EAR ファイルでの EJB のデプロイ

ejb-jar ファイルを介して EAR ファイルで EJB をデプロイし、その JAR 内の EJB を JAX-RS エンドポイントとして公開できます。

手順

  1. コマンド・ライン・ツールを開き、ディレクトリーを <WAS HOME>/binに変更します。
  2. 以下のコマンドを実行します。
    endptEnabler -endpointType jaxrs path of myearfile.ear
    同じ名前の新規 ear ファイル myearfile.ear が生成されます。 これには、ルーター・モジュール myejbjaxrs-RSRouter.war が含まれています。
    注:
    • コンテキスト・ルートをカスタマイズしない場合、デフォルトのコンテキスト・ルートは、 myejbjaxrs for myejbjaxrs.jarのように、EJB jar ファイルの短縮ファイル名になります。

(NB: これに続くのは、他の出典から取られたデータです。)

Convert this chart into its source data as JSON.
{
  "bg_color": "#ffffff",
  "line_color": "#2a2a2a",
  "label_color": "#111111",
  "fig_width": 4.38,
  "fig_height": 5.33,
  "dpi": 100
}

    • コンテキスト・ルートをカスタマイズせず、 JaxWS ルーター・モジュールが存在する場合、デフォルトのコンテキスト・ルートは、EJB JAR ファイルの短縮ファイル名に .jaxrsを加えたもの ( myejbjaxrs.jaxrs for <myejbjaxrs.jar>など) になります。
  3. 新しい myearfile.ear ファイルを WebSphere® Application Serverにデプロイし、以下の URL パターンを使用して JAX-RS にアクセスします。

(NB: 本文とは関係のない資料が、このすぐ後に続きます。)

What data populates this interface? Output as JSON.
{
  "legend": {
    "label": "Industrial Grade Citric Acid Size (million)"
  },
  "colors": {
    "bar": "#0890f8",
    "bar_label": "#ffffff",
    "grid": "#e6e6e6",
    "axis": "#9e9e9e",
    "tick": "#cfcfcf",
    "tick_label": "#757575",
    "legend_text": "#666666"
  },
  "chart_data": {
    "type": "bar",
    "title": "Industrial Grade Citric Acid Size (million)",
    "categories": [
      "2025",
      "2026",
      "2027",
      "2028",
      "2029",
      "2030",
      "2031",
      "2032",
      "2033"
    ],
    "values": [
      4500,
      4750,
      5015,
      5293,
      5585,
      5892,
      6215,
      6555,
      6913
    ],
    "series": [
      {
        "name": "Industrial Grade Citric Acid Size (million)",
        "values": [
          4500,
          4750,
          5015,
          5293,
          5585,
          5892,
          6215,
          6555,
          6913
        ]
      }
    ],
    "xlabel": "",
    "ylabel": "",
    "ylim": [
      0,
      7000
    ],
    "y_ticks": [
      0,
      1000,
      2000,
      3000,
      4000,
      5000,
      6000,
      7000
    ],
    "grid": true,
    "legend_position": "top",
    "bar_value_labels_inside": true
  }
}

    http://<host>:<port>/<context root>/<path of jaxrs resource>
    例えば、以下の URL を使用して、myejbjaxrs.jar に含まれている EJB JAX-RS にアクセスできます。
    http://<host>:<port>/myejbjaxrs/<path of jaxrs resource>
    ヒント: JAX-RS エンジンで検出された以前のリリースまたは JAX-RS エンジンによって報告された例外に対する振る舞いの変更によってアプリケーションの始動がブロックされる場合は、JAX-RS サービスとして EAR 内の EJB JAR ファイルで JAX-RS アノテーションを持つ EJB クラスを公開する機能を使用不可にするプロパティーを使用してください。
    • バージョン 8.5.5.15 以前の場合、com.ibm.webshere.jaxrs.server.DisableIBMEJBJAXRSInEJBJarSupport プロパティーを使用します。
    • [8.5.5.16 以降]バージョン 8.5.5.16 以降の場合、 com.ibm.websphere.jaxrs.server.DisableIBMEJBJAXRSInEJBJarSupport プロパティーを使用します。